Une remarque à formuler d’entrée, et rapportée par une enquête menée en 2007 par le journal français Libération, est que le gouffre en Belgique aujourd’hui se réalise, non pas entre le Nord et le Sud, mais entre la population et la classe politique. Une des conclusions en est que l’absence de d’adhésion populaire devrait constituer en soi un obstacle suffisant à tout processus visant au démantèlement de l’État belge. De plus, comme démontré plus haut, le séparatisme semble impossible. Le confédéralisme est, dès lors, avancé comme étant l’étape restante vers laquelle le pays se dirigerait en 2014. Mais cette conception confédérale s’oppose également à un déni dans la réalité : au sens strict, le confédéralisme est une association d’États indépendants transférant à des organes communs l’exercice de certaines compétences. L’idée confédérale se heurte donc à une impasse. Celle-ci est cependant contournée par les promoteurs d’une idée fédérale belge où l’essentiel des compétences fédérales seraient réduites au minimum, laissant la « Maison Belgique » à l’état de coquille vide. L’article 35 de la Constitution, qui transfère les compétences résiduaires vers les entités fédérées, mais qui reste inappliqué à l’heure actuelle, est ainsi régulièrement mis en avant comme étant le meilleur moyen de parvenir à cette Belgique « light ». Mais d’autres scénarios existent également, dont celui se calquant sur le système en place au sein de la fédération helvétique.

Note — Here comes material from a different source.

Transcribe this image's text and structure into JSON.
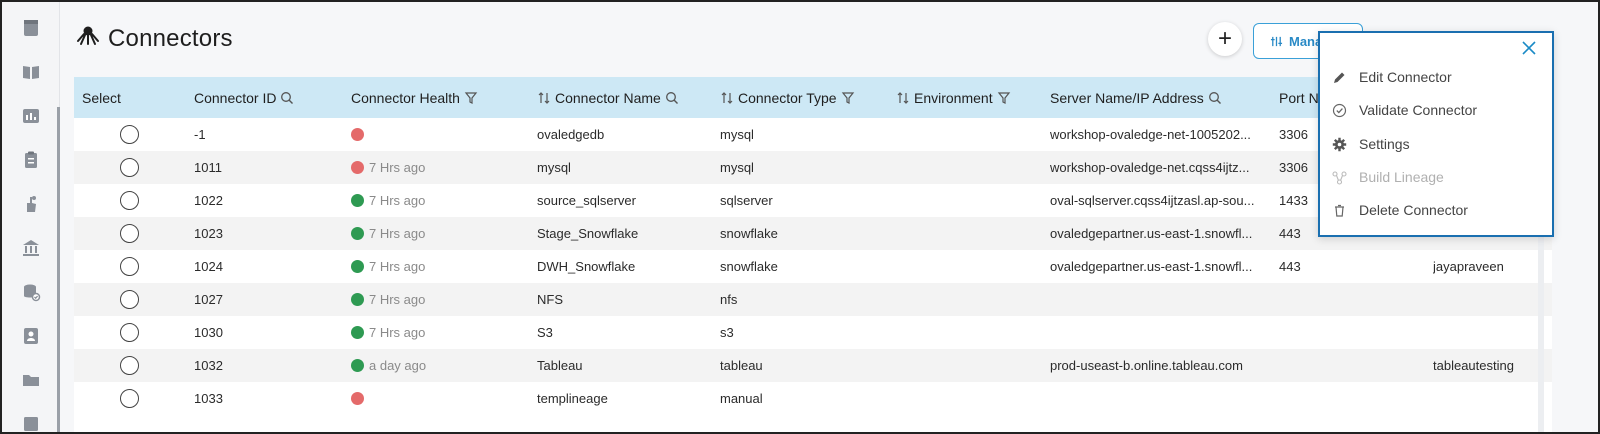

Tous ces scénarios se heurtent à un obstacle de taille : le sort de Bruxelles. Toute idée d’une région bruxelloise insérée dans une Flandre indépendante ou laissée aux francophones se heurte à une impraticabilité certaine. De même, il est illusoire de voir Bruxelles évoluer vers un « district européen » et vers un condominium flamando-wallon qui ferait de Bruxelles, en cas d’indépendance des deux régions, un territoire administré par deux puissances étrangères. Pour Philippe Van Parijs, seul le projet d’une région bruxelloise pleinement autonome et égalitaire quant aux autres régions constitue la seule issue praticable, dans le scénario à venir de la prochaine réforme de l’État.

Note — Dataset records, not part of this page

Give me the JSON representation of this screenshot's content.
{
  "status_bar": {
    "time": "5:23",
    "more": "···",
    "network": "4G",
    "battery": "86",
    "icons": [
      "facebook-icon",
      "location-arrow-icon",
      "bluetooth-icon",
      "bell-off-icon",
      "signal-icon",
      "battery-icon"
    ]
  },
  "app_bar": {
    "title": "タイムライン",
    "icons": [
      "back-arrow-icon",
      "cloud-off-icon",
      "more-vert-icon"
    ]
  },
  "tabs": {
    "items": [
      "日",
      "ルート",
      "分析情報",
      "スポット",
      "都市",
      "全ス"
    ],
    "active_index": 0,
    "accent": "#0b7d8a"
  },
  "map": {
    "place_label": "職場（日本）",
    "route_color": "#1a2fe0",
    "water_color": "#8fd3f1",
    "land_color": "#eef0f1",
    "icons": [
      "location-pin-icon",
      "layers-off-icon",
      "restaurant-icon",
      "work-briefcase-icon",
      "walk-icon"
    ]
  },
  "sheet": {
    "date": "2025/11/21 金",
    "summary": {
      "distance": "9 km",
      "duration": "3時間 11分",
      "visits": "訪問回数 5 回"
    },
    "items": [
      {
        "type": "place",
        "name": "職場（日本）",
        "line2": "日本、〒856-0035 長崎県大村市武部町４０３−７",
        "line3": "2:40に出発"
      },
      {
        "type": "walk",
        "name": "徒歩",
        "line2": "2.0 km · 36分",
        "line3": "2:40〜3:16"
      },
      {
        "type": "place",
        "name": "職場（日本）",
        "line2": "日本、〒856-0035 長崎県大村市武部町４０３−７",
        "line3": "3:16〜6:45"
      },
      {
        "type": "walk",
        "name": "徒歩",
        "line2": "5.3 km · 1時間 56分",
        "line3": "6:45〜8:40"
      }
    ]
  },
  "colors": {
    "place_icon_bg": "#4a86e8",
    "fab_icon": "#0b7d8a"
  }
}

De même, dans cette optique de nouvelle réforme institutionnelle, l’idée de la circonscription fédérale reste importante. Cette idée, plus ancienne que l’on ne s’imagine, et bien qu’incertaine au niveau de sa faisabilité, réalise pourtant une fusion entre lutte contre la polarisation communautaire et renforcement de la légitimité démocratique.

La prochaine réforme de l’État verra, au final, se poser deux questions : la première concernant l’avenir d’un système institutionnel dual, qui voit coexister les niveaux régionaux et communautaires et qui voit s’opposer Flandre et espace francophone. La seconde sur le sort qui sera réservé à Bruxelles. Il ne s’agit plus maintenant de se demander quand aura lieu cette discussion mais plutôt quelle direction elle engagera. Or, le climat actuel crée le sentiment de l’évaporation programmée de la Belgique, évaporation initiée par l’envie flamande de plus d’autonomie. Ce sentiment est critiquable pour plusieurs raisons : il repose sur une perception francophone tronquée d’une pseudo aspiration indépendantiste du « peuple flamand » ; sur l’idée que la séparation du pays est inéluctable et réalisable ; sur le sentiment que toute nouvelle réforme de l’État ne peut qu’y contribuer. Or, comme démontré plus haut, aucune de ces trois idées ne collent à la réalité. Il est ainsi possible de réformer à nouveau l’État belge pour le rendre plus cohérent, notamment sur la mise en place d’une Belgique à 4 régions ou d’une simplification dans le nombre des niveaux fédérés existants. Il est également possible d’enclencher des mécanismes permettant la consultation de la population, comblant le vide existant aujourd’hui, et de plus en plus grand, entre représentants et représentés. Il est concevable, enfin, de réfléchir à de nouveaux mécanismes fédéraux assurant à la Belgique de se doter d’institutions à la fois autonomes, solidaires et complémentaires. Certaines solutions peuvent paraître radicales. Mais elles le sont beaucoup moins qu’un nouveau blocage que personne ne supporterait, ou qu’une scission du pays dont personne ne veut. C’est ce que souligne Vincent Laborderie en affirmant qu’il ne s’agit, en fait, que de sortir des carcans intellectuels et mentaux que l’on s’impose.